I don’t know whether this article will convey the right emotions but I know from the bottom of my heart that it will convey what cannot be expressed in cold print!
Byrone was and still is a very special kid to me. This is not because he was my blood but because of two reasons: One, he died the exact time he was born; 6 a.m. and two because he was buried the day he was born, eight months earlier.
Byrone arrived in this beautifully cruel world on the chilly morning of May 5 2015 at Nyamira County Hospital. The circumstances surrounding his birth are miraculously strange as his death is.
Before he was born, we were advised to go to a hospital well equipped with a theater and all that pertains to giving birth.
According to the doctor, my wife had a complication and an operation was the best option.
Therefore, on that day I was prepared for the worst but as faithful and wonderful as God is, the birth was seamlessly smooth as I never expected. God never forsook me and I thank Him for seeing me through that difficult and anxious time of my life.

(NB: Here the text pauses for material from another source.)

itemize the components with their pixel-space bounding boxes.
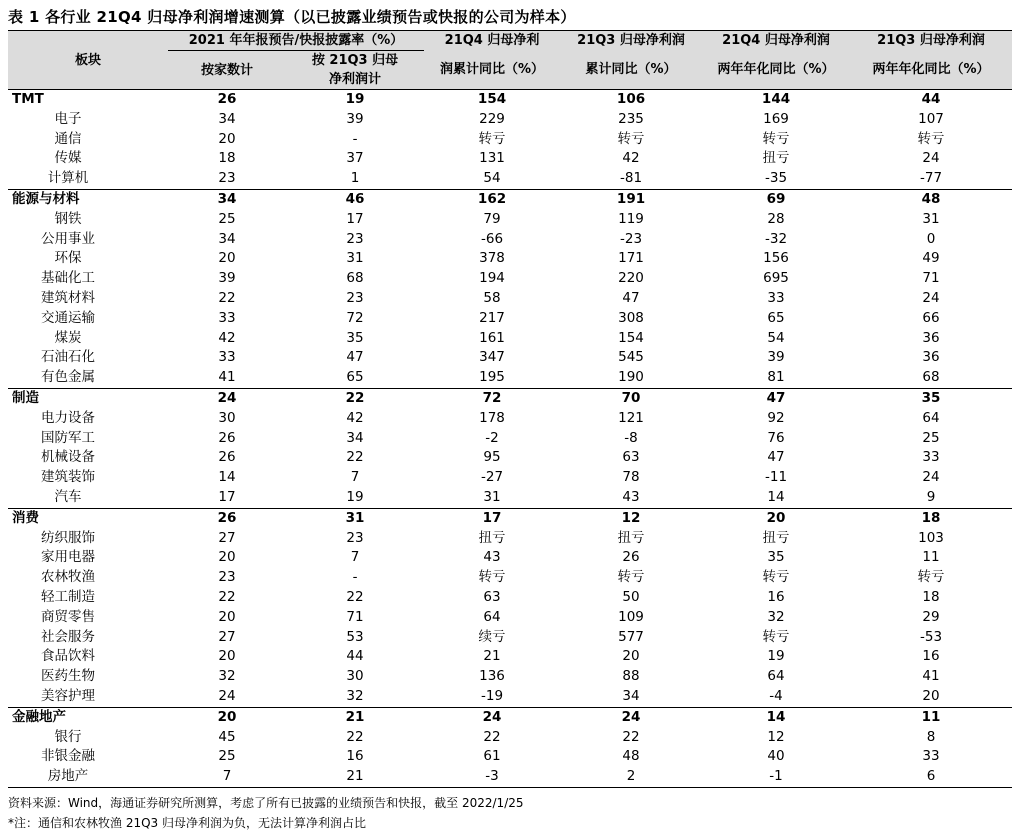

After his birth, everything seemed to fall in place. My younger sister came to my aid since I wasn’t financially stable. Everything from blankets to the child’s personal effects were bought by friends and relatives. Thus he made friends at a tender age.
Byrone grew up as a handsome boy loved by all and sundry. Some even nicknamed him ‘mzungu’ and ‘Ekebarioni’ because of his aggressive nature.
Despite having a short stint in this world, he developed a special bond with his elder brother Victor, his mother Christine and I.
He seldom smiled at anybody apart from his family members. He knew his family well at a tender age. All the other children praised him for his sharp piercing eyes. They believed beyond doubt that he would become a pilot later in life.
His life though short, made our lives complete. His presence raised our spirits. The sonority of his laughter made us happy. That special bond to his family never allowed anybody to touch him apart from his family members.
Eulogizing him can take a whole year though he lived for only eight months. The gap he left can never be filled.
The morning of his death devastated his brother Victor, his mother and I. Victor is yet to come to terms with the death of Byrone. He always asks hard questions whose answers I don’t have but hopefully one day we will unravel.
Victor once told me how he would protect his brother in school. He even knew the kind of cars they would buy when they grew up. Victor tells me that he is dreaming and the only way he can wake up is if we buy a baby boy to fill the void left by Byrone.
We have accepted that our son Byrone will never come back and even if we ask questions, the answers will not come soon. His death has left a painfully empty vacuum in our hearts. Answers to the puzzle of his death are only known by God.